Reconhecida como vitrine do agronegócio regional, a Expoagro reúne criadores, expositores, instituições e empresas de várias partes do país. A feira conta com julgamentos de animais, leilões, palestras técnicas, exposição de máquinas, feira de negócios, gastronomia e atrações culturais. O evento também serve como espaço para lançamento de tecnologias e difusão de conhecimento voltado ao campo.

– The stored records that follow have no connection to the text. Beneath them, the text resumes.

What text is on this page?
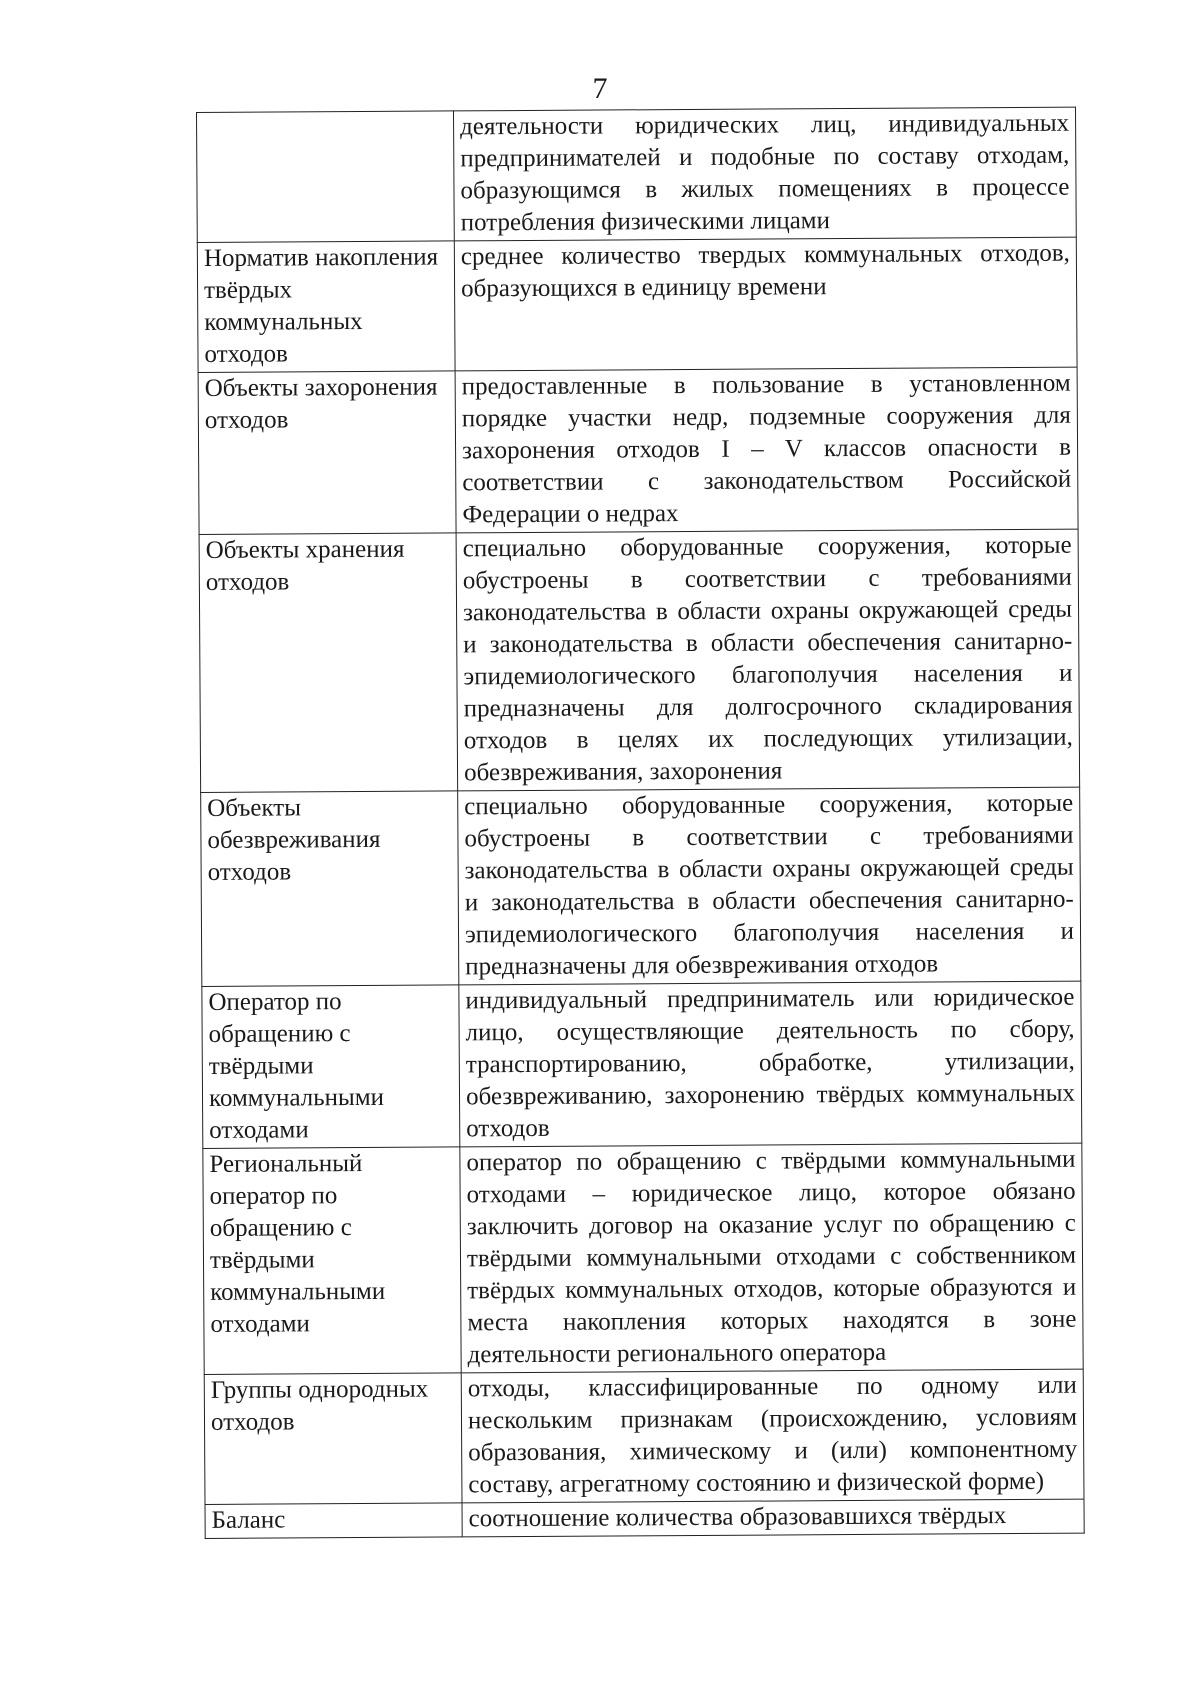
7
	деятельности юридических лиц, индивидуальных предпринимателей и подобные по составу отходам, образующимся в жилых помещениях в процессе потребления физическими лицами
Норматив накопления твёрдых коммунальных отходов	среднее количество твердых коммунальных отходов, образующихся в единицу времени
Объекты захоронения отходов	предоставленные в пользование в установленном порядке участки недр, подземные сооружения для захоронения отходов I – V классов опасности в соответствии с законодательством Российской Федерации о недрах
Объекты хранения отходов	специально оборудованные сооружения, которые обустроены в соответствии с требованиями законодательства в области охраны окружающей среды и законодательства в области обеспечения санитарно-эпидемиологического благополучия населения и предназначены для долгосрочного складирования отходов в целях их последующих утилизации, обезвреживания, захоронения
Объекты обезвреживания отходов	специально оборудованные сооружения, которые обустроены в соответствии с требованиями законодательства в области охраны окружающей среды и законодательства в области обеспечения санитарно-эпидемиологического благополучия населения и предназначены для обезвреживания отходов
Оператор по обращению с твёрдыми коммунальными отходами	индивидуальный предприниматель или юридическое лицо, осуществляющие деятельность по сбору, транспортированию, обработке, утилизации, обезвреживанию, захоронению твёрдых коммунальных отходов
Региональный оператор по обращению с твёрдыми коммунальными отходами	оператор по обращению с твёрдыми коммунальными отходами – юридическое лицо, которое обязано заключить договор на оказание услуг по обращению с твёрдыми коммунальными отходами с собственником твёрдых коммунальных отходов, которые образуются и места накопления которых находятся в зоне деятельности регионального оператора
Группы однородных отходов	отходы, классифицированные по одному или нескольким признакам (происхождению, условиям образования, химическому и (или) компонентному составу, агрегатному состоянию и физической форме)
Баланс	соотношение количества образовавшихся твёрдых
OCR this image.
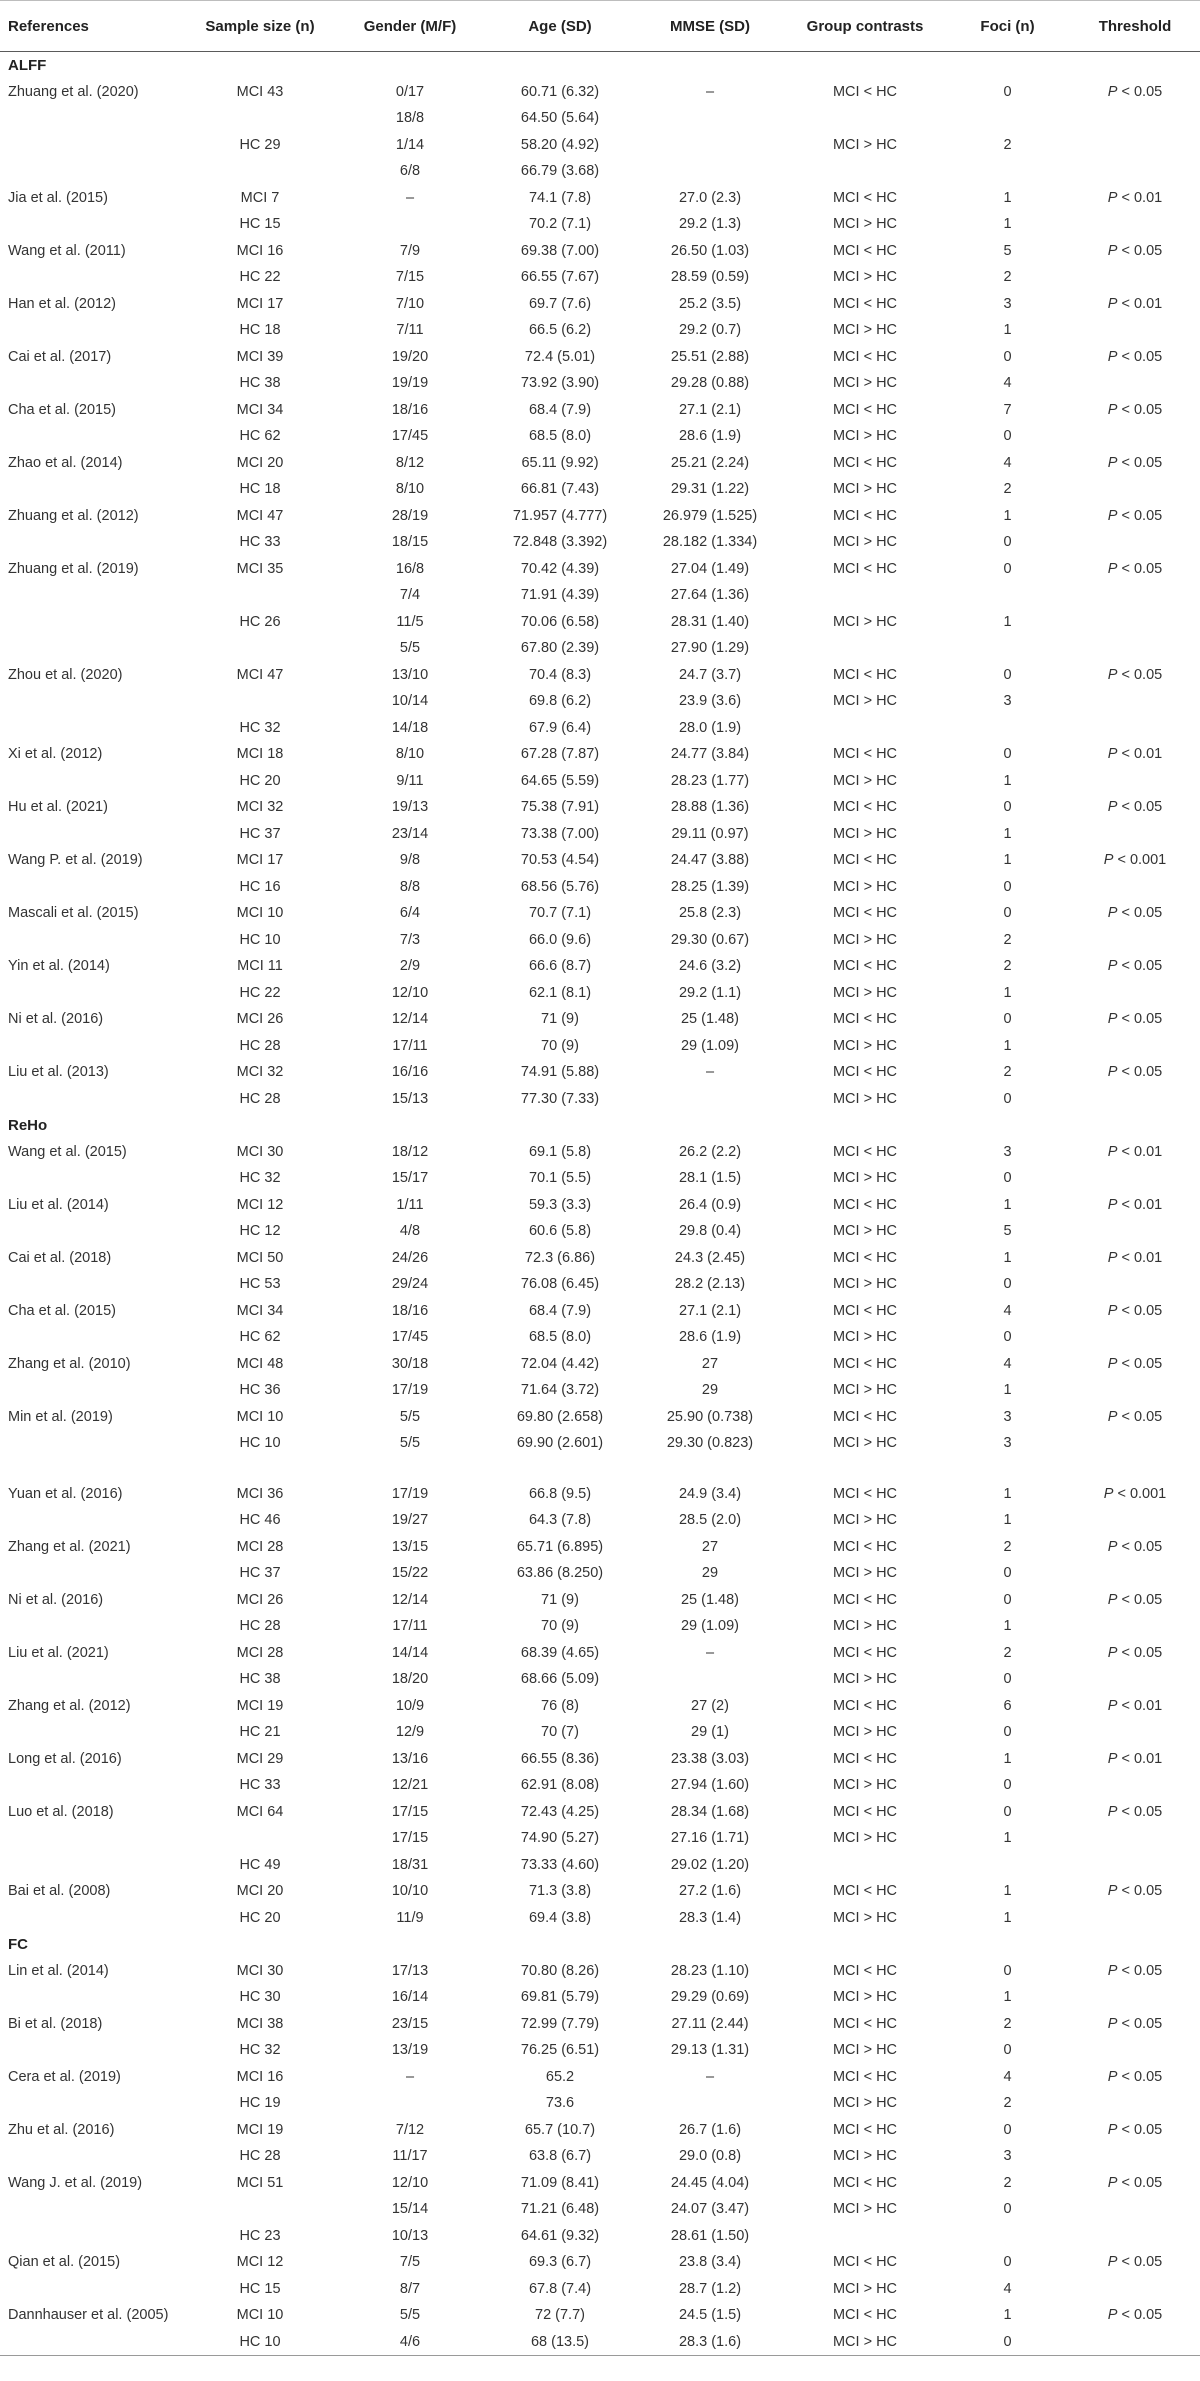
References	Sample size (n)	Gender (M/F)	Age (SD)	MMSE (SD)	Group contrasts	Foci (n)	Threshold
ALFF							
Zhuang et al. (2020)	MCI 43	0/17	60.71 (6.32)	–	MCI < HC	0	P < 0.05
		18/8	64.50 (5.64)				
	HC 29	1/14	58.20 (4.92)		MCI > HC	2	
		6/8	66.79 (3.68)				
Jia et al. (2015)	MCI 7	–	74.1 (7.8)	27.0 (2.3)	MCI < HC	1	P < 0.01
	HC 15		70.2 (7.1)	29.2 (1.3)	MCI > HC	1	
Wang et al. (2011)	MCI 16	7/9	69.38 (7.00)	26.50 (1.03)	MCI < HC	5	P < 0.05
	HC 22	7/15	66.55 (7.67)	28.59 (0.59)	MCI > HC	2	
Han et al. (2012)	MCI 17	7/10	69.7 (7.6)	25.2 (3.5)	MCI < HC	3	P < 0.01
	HC 18	7/11	66.5 (6.2)	29.2 (0.7)	MCI > HC	1	
Cai et al. (2017)	MCI 39	19/20	72.4 (5.01)	25.51 (2.88)	MCI < HC	0	P < 0.05
	HC 38	19/19	73.92 (3.90)	29.28 (0.88)	MCI > HC	4	
Cha et al. (2015)	MCI 34	18/16	68.4 (7.9)	27.1 (2.1)	MCI < HC	7	P < 0.05
	HC 62	17/45	68.5 (8.0)	28.6 (1.9)	MCI > HC	0	
Zhao et al. (2014)	MCI 20	8/12	65.11 (9.92)	25.21 (2.24)	MCI < HC	4	P < 0.05
	HC 18	8/10	66.81 (7.43)	29.31 (1.22)	MCI > HC	2	
Zhuang et al. (2012)	MCI 47	28/19	71.957 (4.777)	26.979 (1.525)	MCI < HC	1	P < 0.05
	HC 33	18/15	72.848 (3.392)	28.182 (1.334)	MCI > HC	0	
Zhuang et al. (2019)	MCI 35	16/8	70.42 (4.39)	27.04 (1.49)	MCI < HC	0	P < 0.05
		7/4	71.91 (4.39)	27.64 (1.36)			
	HC 26	11/5	70.06 (6.58)	28.31 (1.40)	MCI > HC	1	
		5/5	67.80 (2.39)	27.90 (1.29)			
Zhou et al. (2020)	MCI 47	13/10	70.4 (8.3)	24.7 (3.7)	MCI < HC	0	P < 0.05
		10/14	69.8 (6.2)	23.9 (3.6)	MCI > HC	3	
	HC 32	14/18	67.9 (6.4)	28.0 (1.9)			
Xi et al. (2012)	MCI 18	8/10	67.28 (7.87)	24.77 (3.84)	MCI < HC	0	P < 0.01
	HC 20	9/11	64.65 (5.59)	28.23 (1.77)	MCI > HC	1	
Hu et al. (2021)	MCI 32	19/13	75.38 (7.91)	28.88 (1.36)	MCI < HC	0	P < 0.05
	HC 37	23/14	73.38 (7.00)	29.11 (0.97)	MCI > HC	1	
Wang P. et al. (2019)	MCI 17	9/8	70.53 (4.54)	24.47 (3.88)	MCI < HC	1	P < 0.001
	HC 16	8/8	68.56 (5.76)	28.25 (1.39)	MCI > HC	0	
Mascali et al. (2015)	MCI 10	6/4	70.7 (7.1)	25.8 (2.3)	MCI < HC	0	P < 0.05
	HC 10	7/3	66.0 (9.6)	29.30 (0.67)	MCI > HC	2	
Yin et al. (2014)	MCI 11	2/9	66.6 (8.7)	24.6 (3.2)	MCI < HC	2	P < 0.05
	HC 22	12/10	62.1 (8.1)	29.2 (1.1)	MCI > HC	1	
Ni et al. (2016)	MCI 26	12/14	71 (9)	25 (1.48)	MCI < HC	0	P < 0.05
	HC 28	17/11	70 (9)	29 (1.09)	MCI > HC	1	
Liu et al. (2013)	MCI 32	16/16	74.91 (5.88)	–	MCI < HC	2	P < 0.05
	HC 28	15/13	77.30 (7.33)		MCI > HC	0	
ReHo							
Wang et al. (2015)	MCI 30	18/12	69.1 (5.8)	26.2 (2.2)	MCI < HC	3	P < 0.01
	HC 32	15/17	70.1 (5.5)	28.1 (1.5)	MCI > HC	0	
Liu et al. (2014)	MCI 12	1/11	59.3 (3.3)	26.4 (0.9)	MCI < HC	1	P < 0.01
	HC 12	4/8	60.6 (5.8)	29.8 (0.4)	MCI > HC	5	
Cai et al. (2018)	MCI 50	24/26	72.3 (6.86)	24.3 (2.45)	MCI < HC	1	P < 0.01
	HC 53	29/24	76.08 (6.45)	28.2 (2.13)	MCI > HC	0	
Cha et al. (2015)	MCI 34	18/16	68.4 (7.9)	27.1 (2.1)	MCI < HC	4	P < 0.05
	HC 62	17/45	68.5 (8.0)	28.6 (1.9)	MCI > HC	0	
Zhang et al. (2010)	MCI 48	30/18	72.04 (4.42)	27	MCI < HC	4	P < 0.05
	HC 36	17/19	71.64 (3.72)	29	MCI > HC	1	
Min et al. (2019)	MCI 10	5/5	69.80 (2.658)	25.90 (0.738)	MCI < HC	3	P < 0.05
	HC 10	5/5	69.90 (2.601)	29.30 (0.823)	MCI > HC	3	

Yuan et al. (2016)	MCI 36	17/19	66.8 (9.5)	24.9 (3.4)	MCI < HC	1	P < 0.001
	HC 46	19/27	64.3 (7.8)	28.5 (2.0)	MCI > HC	1	
Zhang et al. (2021)	MCI 28	13/15	65.71 (6.895)	27	MCI < HC	2	P < 0.05
	HC 37	15/22	63.86 (8.250)	29	MCI > HC	0	
Ni et al. (2016)	MCI 26	12/14	71 (9)	25 (1.48)	MCI < HC	0	P < 0.05
	HC 28	17/11	70 (9)	29 (1.09)	MCI > HC	1	
Liu et al. (2021)	MCI 28	14/14	68.39 (4.65)	–	MCI < HC	2	P < 0.05
	HC 38	18/20	68.66 (5.09)		MCI > HC	0	
Zhang et al. (2012)	MCI 19	10/9	76 (8)	27 (2)	MCI < HC	6	P < 0.01
	HC 21	12/9	70 (7)	29 (1)	MCI > HC	0	
Long et al. (2016)	MCI 29	13/16	66.55 (8.36)	23.38 (3.03)	MCI < HC	1	P < 0.01
	HC 33	12/21	62.91 (8.08)	27.94 (1.60)	MCI > HC	0	
Luo et al. (2018)	MCI 64	17/15	72.43 (4.25)	28.34 (1.68)	MCI < HC	0	P < 0.05
		17/15	74.90 (5.27)	27.16 (1.71)	MCI > HC	1	
	HC 49	18/31	73.33 (4.60)	29.02 (1.20)			
Bai et al. (2008)	MCI 20	10/10	71.3 (3.8)	27.2 (1.6)	MCI < HC	1	P < 0.05
	HC 20	11/9	69.4 (3.8)	28.3 (1.4)	MCI > HC	1	
FC							
Lin et al. (2014)	MCI 30	17/13	70.80 (8.26)	28.23 (1.10)	MCI < HC	0	P < 0.05
	HC 30	16/14	69.81 (5.79)	29.29 (0.69)	MCI > HC	1	
Bi et al. (2018)	MCI 38	23/15	72.99 (7.79)	27.11 (2.44)	MCI < HC	2	P < 0.05
	HC 32	13/19	76.25 (6.51)	29.13 (1.31)	MCI > HC	0	
Cera et al. (2019)	MCI 16	–	65.2	–	MCI < HC	4	P < 0.05
	HC 19		73.6		MCI > HC	2	
Zhu et al. (2016)	MCI 19	7/12	65.7 (10.7)	26.7 (1.6)	MCI < HC	0	P < 0.05
	HC 28	11/17	63.8 (6.7)	29.0 (0.8)	MCI > HC	3	
Wang J. et al. (2019)	MCI 51	12/10	71.09 (8.41)	24.45 (4.04)	MCI < HC	2	P < 0.05
		15/14	71.21 (6.48)	24.07 (3.47)	MCI > HC	0	
	HC 23	10/13	64.61 (9.32)	28.61 (1.50)			
Qian et al. (2015)	MCI 12	7/5	69.3 (6.7)	23.8 (3.4)	MCI < HC	0	P < 0.05
	HC 15	8/7	67.8 (7.4)	28.7 (1.2)	MCI > HC	4	
Dannhauser et al. (2005)	MCI 10	5/5	72 (7.7)	24.5 (1.5)	MCI < HC	1	P < 0.05
	HC 10	4/6	68 (13.5)	28.3 (1.6)	MCI > HC	0	
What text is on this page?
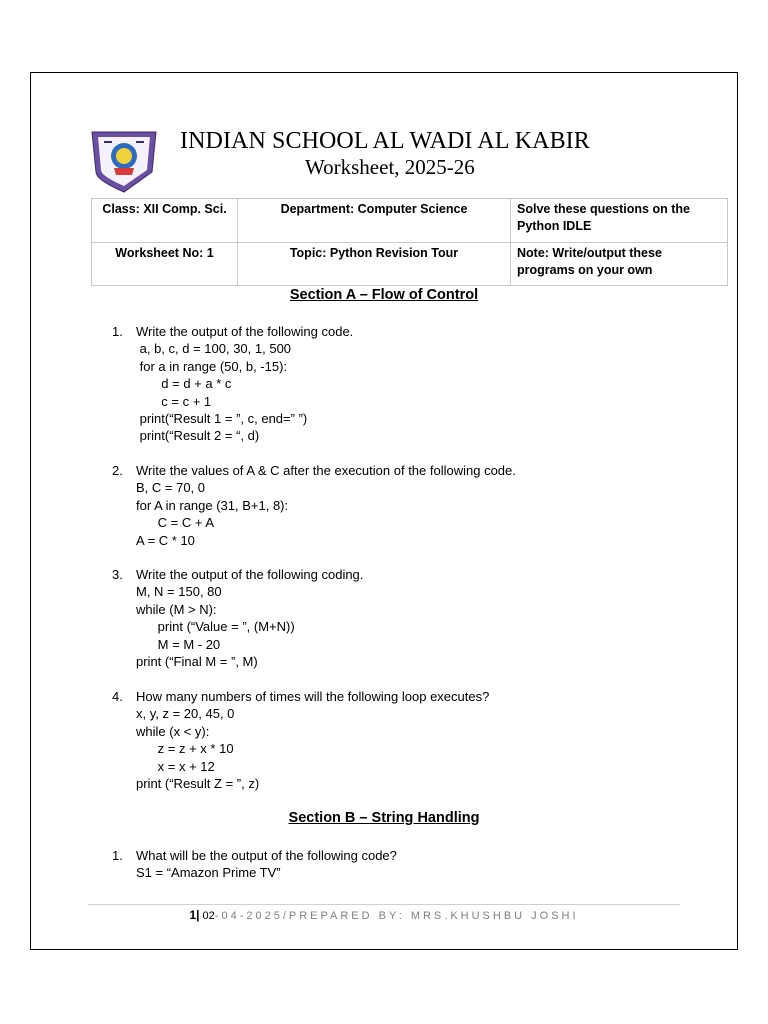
INDIAN SCHOOL AL WADI AL KABIR
Worksheet, 2025-26
Class: XII Comp. Sci.	Department: Computer Science	Solve these questions on the Python IDLE
Worksheet No: 1	Topic: Python Revision Tour	Note: Write/output these programs on your own
Section A – Flow of Control
1. Write the output of the following code.
a, b, c, d = 100, 30, 1, 500
for a in range (50, b, -15):
d = d + a * c
c = c + 1
print(“Result 1 = ”, c, end=” ”)
print(“Result 2 = “, d)
2. Write the values of A & C after the execution of the following code.
B, C = 70, 0
for A in range (31, B+1, 8):
C = C + A
A = C * 10
3. Write the output of the following coding.
M, N = 150, 80
while (M > N):
print (“Value = ”, (M+N))
M = M - 20
print (“Final M = ”, M)
4. How many numbers of times will the following loop executes?
x, y, z = 20, 45, 0
while (x < y):
z = z + x * 10
x = x + 12
print (“Result Z = ”, z)
Section B – String Handling
1. What will be the output of the following code?
S1 = “Amazon Prime TV”
1| 02-04-2025/PREPARED BY: MRS.KHUSHBU JOSHI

Na abertura, o destaque foi a competição da raça Mangalarga Marchador, com mais de 220 animais inscritos. A programação ainda inclui provas de outras raças, além de rodeios e apresentações musicais em diferentes dias. A expectativa da organização é de que mais de 10 mil empregos temporários sejam gerados durante o período, em áreas como alimentação, segurança, logística e serviços gerais.

Outro atrativo é o volume de comercializações previstas nas áreas de genética, maquinário agrícola e serviços voltados ao setor agropecuário. Além disso, o evento tem caráter formativo, com a realização de painéis, cursos e rodas de conversa sobre produtividade, mercado e manejo sustentável.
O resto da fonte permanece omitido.